Monday, April 22, 2019

How the Boeing 737 Max "denies [pilots'] sovereignty"

[T]he 737 Max . . . violated that most ancient of aviation canons and probably violated the certification criteria of the U.S. Federal Aviation Administration. But instead of going back to the drawing board and getting the airframe hardware right . . . Boeing relied on something called the “Maneuvering Characteristics Augmentation System,” or MCAS. . . .

MCAS is certainly much less expensive than extensively modifying the airframe to accommodate the larger engines. Such an airframe modification would have meant things like longer landing gear (which might not then fit in the fuselage when retracted), more wing dihedral (upward bend), and so forth. All of those hardware changes would be horribly expensive.

What’s worse, those changes could be extensive enough to require not only that the FAA recertify the 737 but that Boeing build an entirely new aircraft. Now we’re talking real money, both for the manufacturer as well as the manufacturer’s customers.

That’s because the major selling point of the 737 Max is that it is just a 737, and any pilot who has flown other 737s can fly a 737 Max without expensive training, without recertification, without another type of rating. Airlines—Southwest is a prominent example—tend to go for one “standard” airplane. They want to have one airplane that all their pilots can fly because that makes both pilots and airplanes fungible, maximizing flexibility and minimizing costs. . . .

The flight management computer is a computer. What that means is that it’s not full of aluminum bits, cables, fuel lines, or all the other accoutrements of aviation. It’s full of lines of code. And that’s where things get dangerous.

Those lines of code were no doubt created by people at the direction of managers. Neither such coders nor their managers are as in touch with the particular culture and mores of the aviation world as much as the people who are down on the factory floor, riveting wings on, designing control yokes, and fitting landing gears. Those people have decades of institutional memory about what has worked in the past and what has not worked. Software people do not.

In the 737 Max, only one of the flight management computers is active at a time—either the pilot’s computer or the copilot’s computer. And the active computer takes inputs only from the sensors on its own side of the aircraft.

When the two computers disagree, the solution for the humans in the cockpit is to look across the control panel to see what the other instruments are saying and then sort it out. In the Boeing system, the flight management computer does not “look across” at the other instruments. It believes only the instruments on its side. It doesn’t go old-school. It’s modern. It’s software.

This means that if a particular angle-of-attack sensor goes haywire—which happens all the time in a machine that alternates from one extreme environment to another, vibrating and shaking all the way—the flight management computer just believes it.

It gets even worse. There are several other instruments that can be used to determine things like angle of attack, either directly or indirectly, such as the pitot tubes, the artificial horizons, etc. All of these things would be cross-checked by a human pilot to quickly diagnose a faulty angle-of-attack sensor.

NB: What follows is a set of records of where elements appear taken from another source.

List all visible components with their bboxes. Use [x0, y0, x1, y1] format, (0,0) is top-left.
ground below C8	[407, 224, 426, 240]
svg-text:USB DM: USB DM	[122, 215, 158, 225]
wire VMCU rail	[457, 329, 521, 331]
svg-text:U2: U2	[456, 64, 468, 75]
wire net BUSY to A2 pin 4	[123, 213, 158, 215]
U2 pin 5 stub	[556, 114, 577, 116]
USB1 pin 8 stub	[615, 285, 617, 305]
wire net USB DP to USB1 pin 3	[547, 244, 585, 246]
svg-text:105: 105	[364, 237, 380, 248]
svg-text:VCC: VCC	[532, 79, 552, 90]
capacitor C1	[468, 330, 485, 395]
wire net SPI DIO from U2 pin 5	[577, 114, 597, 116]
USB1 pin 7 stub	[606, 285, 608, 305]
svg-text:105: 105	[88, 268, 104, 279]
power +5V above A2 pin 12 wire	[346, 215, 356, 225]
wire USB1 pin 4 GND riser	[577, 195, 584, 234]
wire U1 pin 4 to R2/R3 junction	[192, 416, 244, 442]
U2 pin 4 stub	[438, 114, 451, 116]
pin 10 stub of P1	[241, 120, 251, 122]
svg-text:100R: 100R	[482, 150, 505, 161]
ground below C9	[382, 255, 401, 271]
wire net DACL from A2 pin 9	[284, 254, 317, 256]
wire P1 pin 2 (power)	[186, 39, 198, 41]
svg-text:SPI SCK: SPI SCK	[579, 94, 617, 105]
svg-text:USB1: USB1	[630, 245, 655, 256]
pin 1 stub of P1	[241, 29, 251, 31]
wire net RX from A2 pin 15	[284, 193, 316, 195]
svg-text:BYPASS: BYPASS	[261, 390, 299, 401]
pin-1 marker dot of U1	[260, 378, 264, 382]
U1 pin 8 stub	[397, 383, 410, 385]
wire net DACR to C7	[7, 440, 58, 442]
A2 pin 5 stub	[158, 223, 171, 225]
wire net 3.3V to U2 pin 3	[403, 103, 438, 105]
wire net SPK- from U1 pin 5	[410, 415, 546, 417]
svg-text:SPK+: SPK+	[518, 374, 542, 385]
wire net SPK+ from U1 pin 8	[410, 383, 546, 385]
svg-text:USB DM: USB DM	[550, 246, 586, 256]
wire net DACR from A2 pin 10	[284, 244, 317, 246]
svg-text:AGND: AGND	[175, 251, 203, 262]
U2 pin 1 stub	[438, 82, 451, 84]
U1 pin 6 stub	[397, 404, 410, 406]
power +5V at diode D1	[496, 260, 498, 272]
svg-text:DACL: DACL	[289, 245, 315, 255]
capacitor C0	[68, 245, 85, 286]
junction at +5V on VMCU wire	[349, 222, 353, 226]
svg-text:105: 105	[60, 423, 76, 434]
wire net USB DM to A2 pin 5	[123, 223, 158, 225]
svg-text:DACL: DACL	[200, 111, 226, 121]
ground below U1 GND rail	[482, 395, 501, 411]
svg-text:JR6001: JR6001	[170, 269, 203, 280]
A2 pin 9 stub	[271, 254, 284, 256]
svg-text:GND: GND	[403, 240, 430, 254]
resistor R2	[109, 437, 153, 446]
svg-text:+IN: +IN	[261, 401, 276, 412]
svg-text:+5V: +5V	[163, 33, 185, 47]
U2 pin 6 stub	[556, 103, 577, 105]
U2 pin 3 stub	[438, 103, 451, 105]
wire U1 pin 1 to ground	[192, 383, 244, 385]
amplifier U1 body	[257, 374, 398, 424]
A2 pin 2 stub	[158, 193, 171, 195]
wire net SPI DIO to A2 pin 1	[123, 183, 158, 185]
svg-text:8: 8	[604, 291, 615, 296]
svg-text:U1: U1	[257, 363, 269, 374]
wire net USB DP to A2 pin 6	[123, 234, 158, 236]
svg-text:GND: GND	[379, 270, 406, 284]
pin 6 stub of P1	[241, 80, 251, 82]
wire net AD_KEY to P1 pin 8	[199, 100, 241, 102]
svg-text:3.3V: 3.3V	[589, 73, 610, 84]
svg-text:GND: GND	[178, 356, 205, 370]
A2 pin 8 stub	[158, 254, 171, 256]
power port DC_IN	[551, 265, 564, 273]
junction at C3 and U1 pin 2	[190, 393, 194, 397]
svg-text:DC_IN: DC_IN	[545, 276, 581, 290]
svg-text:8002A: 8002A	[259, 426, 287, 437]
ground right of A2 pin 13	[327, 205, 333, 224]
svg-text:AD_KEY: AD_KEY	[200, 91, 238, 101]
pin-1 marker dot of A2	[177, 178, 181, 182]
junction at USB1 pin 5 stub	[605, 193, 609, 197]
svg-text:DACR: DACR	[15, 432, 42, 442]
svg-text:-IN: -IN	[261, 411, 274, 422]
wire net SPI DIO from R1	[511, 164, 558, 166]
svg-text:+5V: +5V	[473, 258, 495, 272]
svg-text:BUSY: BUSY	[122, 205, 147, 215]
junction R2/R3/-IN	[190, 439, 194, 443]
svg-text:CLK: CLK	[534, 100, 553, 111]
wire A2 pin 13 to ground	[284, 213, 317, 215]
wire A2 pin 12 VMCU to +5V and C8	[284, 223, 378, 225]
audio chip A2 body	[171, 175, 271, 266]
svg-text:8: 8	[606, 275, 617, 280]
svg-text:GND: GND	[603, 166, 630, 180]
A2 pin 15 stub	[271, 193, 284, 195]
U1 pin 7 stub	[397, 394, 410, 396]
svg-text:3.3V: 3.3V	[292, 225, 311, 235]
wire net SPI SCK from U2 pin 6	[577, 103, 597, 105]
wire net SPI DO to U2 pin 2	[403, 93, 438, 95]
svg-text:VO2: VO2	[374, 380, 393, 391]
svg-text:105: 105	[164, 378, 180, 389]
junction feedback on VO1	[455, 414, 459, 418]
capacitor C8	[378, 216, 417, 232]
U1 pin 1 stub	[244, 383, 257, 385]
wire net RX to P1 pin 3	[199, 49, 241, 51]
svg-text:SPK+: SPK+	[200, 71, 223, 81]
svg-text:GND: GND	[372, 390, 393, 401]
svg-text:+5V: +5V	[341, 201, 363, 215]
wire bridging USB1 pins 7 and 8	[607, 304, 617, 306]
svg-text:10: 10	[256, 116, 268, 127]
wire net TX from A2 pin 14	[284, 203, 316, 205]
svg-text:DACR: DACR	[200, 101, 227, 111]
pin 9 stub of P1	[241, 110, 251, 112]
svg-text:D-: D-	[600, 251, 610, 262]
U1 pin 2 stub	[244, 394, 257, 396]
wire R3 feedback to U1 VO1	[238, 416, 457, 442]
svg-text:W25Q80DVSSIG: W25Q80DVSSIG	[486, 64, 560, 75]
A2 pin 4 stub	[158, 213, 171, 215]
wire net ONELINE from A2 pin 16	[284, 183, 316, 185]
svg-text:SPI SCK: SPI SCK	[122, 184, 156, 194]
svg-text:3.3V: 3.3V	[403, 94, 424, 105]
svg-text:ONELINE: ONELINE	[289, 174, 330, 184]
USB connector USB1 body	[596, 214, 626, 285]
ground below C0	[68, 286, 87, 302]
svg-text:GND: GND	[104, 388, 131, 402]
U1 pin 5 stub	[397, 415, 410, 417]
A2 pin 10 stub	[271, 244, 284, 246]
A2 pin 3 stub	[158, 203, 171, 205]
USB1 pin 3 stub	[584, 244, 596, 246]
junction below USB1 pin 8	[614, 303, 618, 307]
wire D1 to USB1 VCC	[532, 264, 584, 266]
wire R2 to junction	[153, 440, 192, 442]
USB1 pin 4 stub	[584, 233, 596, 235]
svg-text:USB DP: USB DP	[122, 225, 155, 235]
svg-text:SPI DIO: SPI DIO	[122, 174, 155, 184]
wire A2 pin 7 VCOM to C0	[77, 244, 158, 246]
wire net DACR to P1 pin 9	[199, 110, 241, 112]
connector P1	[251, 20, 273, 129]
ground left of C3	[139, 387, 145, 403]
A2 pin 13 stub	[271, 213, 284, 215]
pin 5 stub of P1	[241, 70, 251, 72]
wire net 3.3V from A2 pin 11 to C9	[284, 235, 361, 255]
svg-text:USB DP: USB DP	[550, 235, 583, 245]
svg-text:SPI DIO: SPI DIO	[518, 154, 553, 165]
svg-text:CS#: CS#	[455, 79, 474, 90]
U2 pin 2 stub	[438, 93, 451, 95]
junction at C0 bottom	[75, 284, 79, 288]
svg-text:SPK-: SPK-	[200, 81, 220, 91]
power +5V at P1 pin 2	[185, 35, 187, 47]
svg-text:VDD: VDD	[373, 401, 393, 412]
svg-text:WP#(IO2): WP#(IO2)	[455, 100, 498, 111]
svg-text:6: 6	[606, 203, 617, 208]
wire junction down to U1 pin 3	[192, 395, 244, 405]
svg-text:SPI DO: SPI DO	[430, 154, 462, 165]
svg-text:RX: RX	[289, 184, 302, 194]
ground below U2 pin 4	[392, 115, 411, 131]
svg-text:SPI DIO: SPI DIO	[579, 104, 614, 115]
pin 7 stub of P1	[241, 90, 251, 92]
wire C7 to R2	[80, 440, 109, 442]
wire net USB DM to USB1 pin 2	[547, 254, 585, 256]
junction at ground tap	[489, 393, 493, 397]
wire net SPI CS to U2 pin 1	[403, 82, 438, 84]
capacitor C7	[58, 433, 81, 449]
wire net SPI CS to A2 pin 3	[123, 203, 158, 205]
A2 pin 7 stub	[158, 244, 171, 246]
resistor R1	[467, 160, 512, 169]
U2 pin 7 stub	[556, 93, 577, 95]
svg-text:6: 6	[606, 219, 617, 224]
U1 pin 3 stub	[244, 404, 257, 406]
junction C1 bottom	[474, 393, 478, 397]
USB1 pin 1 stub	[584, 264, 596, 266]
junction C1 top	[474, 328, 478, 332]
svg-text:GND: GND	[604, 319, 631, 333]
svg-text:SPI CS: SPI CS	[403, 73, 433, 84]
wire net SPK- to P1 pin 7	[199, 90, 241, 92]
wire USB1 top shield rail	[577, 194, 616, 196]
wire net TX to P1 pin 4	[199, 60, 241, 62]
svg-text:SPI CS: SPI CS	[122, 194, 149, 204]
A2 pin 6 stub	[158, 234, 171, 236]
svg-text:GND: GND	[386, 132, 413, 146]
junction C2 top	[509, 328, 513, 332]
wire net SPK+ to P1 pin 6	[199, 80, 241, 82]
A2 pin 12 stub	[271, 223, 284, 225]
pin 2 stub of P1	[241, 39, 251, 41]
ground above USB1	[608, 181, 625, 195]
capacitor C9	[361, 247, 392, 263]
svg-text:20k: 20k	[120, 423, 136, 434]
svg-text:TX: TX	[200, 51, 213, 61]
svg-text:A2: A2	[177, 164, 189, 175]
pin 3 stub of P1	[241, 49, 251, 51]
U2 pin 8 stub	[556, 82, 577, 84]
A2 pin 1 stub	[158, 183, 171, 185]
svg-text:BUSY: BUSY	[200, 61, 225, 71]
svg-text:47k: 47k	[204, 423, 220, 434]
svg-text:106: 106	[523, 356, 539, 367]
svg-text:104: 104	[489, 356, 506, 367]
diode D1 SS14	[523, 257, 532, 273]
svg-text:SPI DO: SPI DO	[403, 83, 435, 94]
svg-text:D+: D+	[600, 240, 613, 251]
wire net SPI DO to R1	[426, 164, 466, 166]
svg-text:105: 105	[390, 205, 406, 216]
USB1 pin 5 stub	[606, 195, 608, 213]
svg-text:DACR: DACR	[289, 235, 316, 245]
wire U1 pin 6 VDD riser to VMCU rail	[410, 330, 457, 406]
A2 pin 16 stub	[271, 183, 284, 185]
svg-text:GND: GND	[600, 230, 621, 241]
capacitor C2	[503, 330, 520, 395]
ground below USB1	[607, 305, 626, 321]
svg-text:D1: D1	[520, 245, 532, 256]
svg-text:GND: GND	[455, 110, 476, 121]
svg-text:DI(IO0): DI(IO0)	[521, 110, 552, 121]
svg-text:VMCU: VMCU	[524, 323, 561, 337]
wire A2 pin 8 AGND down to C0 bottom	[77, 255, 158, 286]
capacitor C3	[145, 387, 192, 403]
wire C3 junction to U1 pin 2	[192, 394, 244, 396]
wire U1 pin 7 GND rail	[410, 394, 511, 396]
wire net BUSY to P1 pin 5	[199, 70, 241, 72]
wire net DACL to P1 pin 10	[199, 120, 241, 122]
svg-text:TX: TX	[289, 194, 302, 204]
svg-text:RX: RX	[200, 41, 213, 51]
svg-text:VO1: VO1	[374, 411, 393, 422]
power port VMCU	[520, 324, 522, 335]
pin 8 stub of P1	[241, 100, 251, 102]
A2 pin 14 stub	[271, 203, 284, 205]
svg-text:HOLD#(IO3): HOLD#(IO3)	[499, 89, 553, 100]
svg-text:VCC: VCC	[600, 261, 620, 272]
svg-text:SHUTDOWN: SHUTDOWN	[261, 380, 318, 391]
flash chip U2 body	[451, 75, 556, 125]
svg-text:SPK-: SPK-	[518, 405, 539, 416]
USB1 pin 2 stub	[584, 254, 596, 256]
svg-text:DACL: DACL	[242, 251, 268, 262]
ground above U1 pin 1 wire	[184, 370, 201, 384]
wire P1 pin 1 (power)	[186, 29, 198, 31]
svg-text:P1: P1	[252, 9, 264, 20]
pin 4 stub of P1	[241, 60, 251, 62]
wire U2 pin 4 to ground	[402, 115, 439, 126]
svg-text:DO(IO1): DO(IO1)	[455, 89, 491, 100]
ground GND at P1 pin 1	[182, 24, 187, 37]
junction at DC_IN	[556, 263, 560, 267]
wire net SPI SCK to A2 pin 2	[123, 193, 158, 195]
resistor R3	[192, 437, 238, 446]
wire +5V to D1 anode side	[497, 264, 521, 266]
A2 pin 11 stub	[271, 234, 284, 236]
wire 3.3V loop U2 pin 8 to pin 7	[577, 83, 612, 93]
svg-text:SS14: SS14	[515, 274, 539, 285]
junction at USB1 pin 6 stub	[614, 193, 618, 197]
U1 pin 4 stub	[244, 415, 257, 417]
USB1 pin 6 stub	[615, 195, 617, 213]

In a pinch, a human pilot could just look out the windshield to confirm visually and directly that, no, the aircraft is not pitched up dangerously. That’s the ultimate check and should go directly to the pilot’s ultimate sovereignty. Unfortunately, the current implementation of MCAS denies that sovereignty. It denies the pilots the ability to respond to what’s before their own eyes.

Like someone with narcissistic personality disorder, MCAS gaslights the pilots. And it turns out badly for everyone. “Raise the nose, HAL.” “I’m sorry, Dave, I’m afraid I can’t do that.”

In the MCAS system, the flight management computer is blind to any other evidence that it is wrong, including what the pilot sees with his own eyes and what he does when he desperately tries to pull back on the robotic control columns that are biting him, and his passengers, to death. . . .

None of the above should have passed muster. None of the above should have passed the “OK” pencil of the most junior engineering staff, much less a DER. That’s not a big strike. That’s a political, social, economic, and technical sin.

It just so happens that, during the timeframe between the first 737 Max crash and the most recent 737 crash, I’d had the occasion to upgrade and install a brand-new digital autopilot in my own aircraft. . . .

1 comments:

Inkling said...

A great article but there is one gotcha. There seems to a debate about who is responsible for MCAS. Most, including this article, are blaming Boeing for adopting it so it did not need to come up with a replacement for the 737. But others are saying that Boeing ran flight simulations of the 737MAX which showed that experienced pilots adapted easily to the different traits of the 737MAX, essentially a greater (not different) tendency to nose up when accelerating on takeoff. In that scenario, Boeing added MCAS to please the FAA who, everyone agrees, was doing a lousy job of vetting MCAS.

I have no way of knowing which claim is true. I'm eagerly awaiting reports and, after them, a definite book on what went so badly wrong.